Flow summary: A trigger (agent or disambiguation) creates a UserInTheLoop payload with is_waiting=True. The HITL Handler calls interrupt() to pause the graph and checkpoint state. When the user responds, Command(resume=answer) restores execution. The handler routes to either the original agent or disambiguation resolution based on the interrupt source.

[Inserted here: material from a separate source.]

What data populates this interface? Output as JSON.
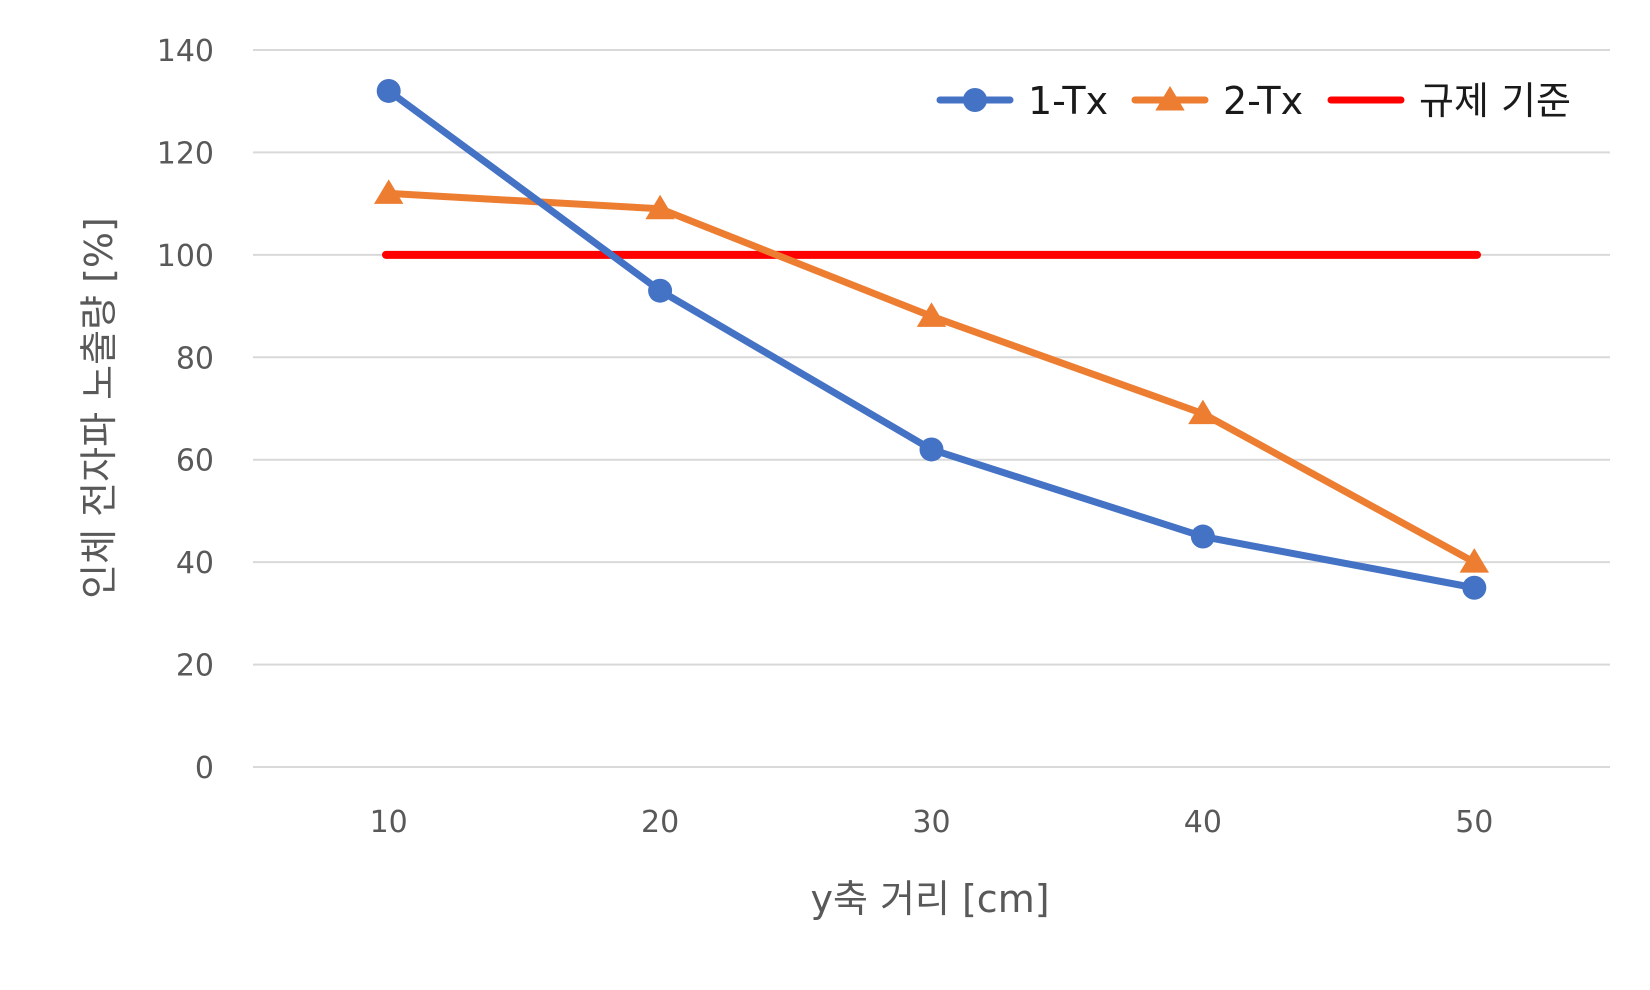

Component Responsibilities

Component Responsibility
HITL Handler Node Central orchestrator — calls interrupt(), processes user response, detects escaping, routes to resume target
Disambiguation Blocking Node Generates ask-only questions for critical entity ambiguity. Streams question, sets is_waiting=True
Disambiguation Resolution Node Resolves user's entity choice — fast-path (exact match) or LLM semantic matching. Persists pending facts with correct entity
Create New Entity Node Handles "Someone else" flow — LLM extracts role/context, creates new Person record
HITL Text Node Formats and streams HITL questions to the frontend (bypasses LLM)
Agent Execution Node Detects WAITING_FOR_INPUT status from domain agents and propagates UserInTheLoop to state

Data Model

UserInTheLoop (Pydantic Model)

Field Type Purpose
question str Current question to display
answer str User's answer (populated on resume)
is_waiting bool True = graph is paused waiting for user
escaping bool True = user wants to abandon current task
target_agent str Which agent to resume (e.g., "productivity_agent")
source_node str Which node triggered the interrupt
needs_clarification bool Type: missing data
needs_confirmation bool Type: risky action approval
last_question_type str "clarification", "confirmation", or "disambiguation"
stored_data dict Context preserved across the interrupt (search results, drafts, entity options)
tool_results dict Tool execution results preserved across the interrupt
previous_questions / previous_answers list[str] Multi-turn history
modality str "text" or "voice"

State Persistence

Store What's Saved Mechanism
Redis Full graph state including UserInTheLoop, agent context, partial results LangGraph checkpoint via interrupt()
PostgreSQL Fallback state for crash recovery StatePersistenceManager

Key Design Decisions

1. LangGraph interrupt() Over Custom Polling

  • Chosen: Native LangGraph interrupt() with Command(resume=...) for pause/resume
  • Rejected: Custom polling loop, WebSocket-based waiting, database flag checking
  • Rationale: interrupt() integrates directly with LangGraph's checkpoint system, providing automatic state persistence, deterministic resume, and multi-turn support without custom infrastructure

2. Centralized Handler Over Per-Agent Questions

  • Chosen: All HITL requests flow through a single handler node that formats and delivers questions
  • Rejected: Each agent formats its own user-facing questions
  • Rationale: Consistent UX across all agents and channels. Single point for audit logging, A/B testing of question formats, and channel-specific adaptation (text vs voice)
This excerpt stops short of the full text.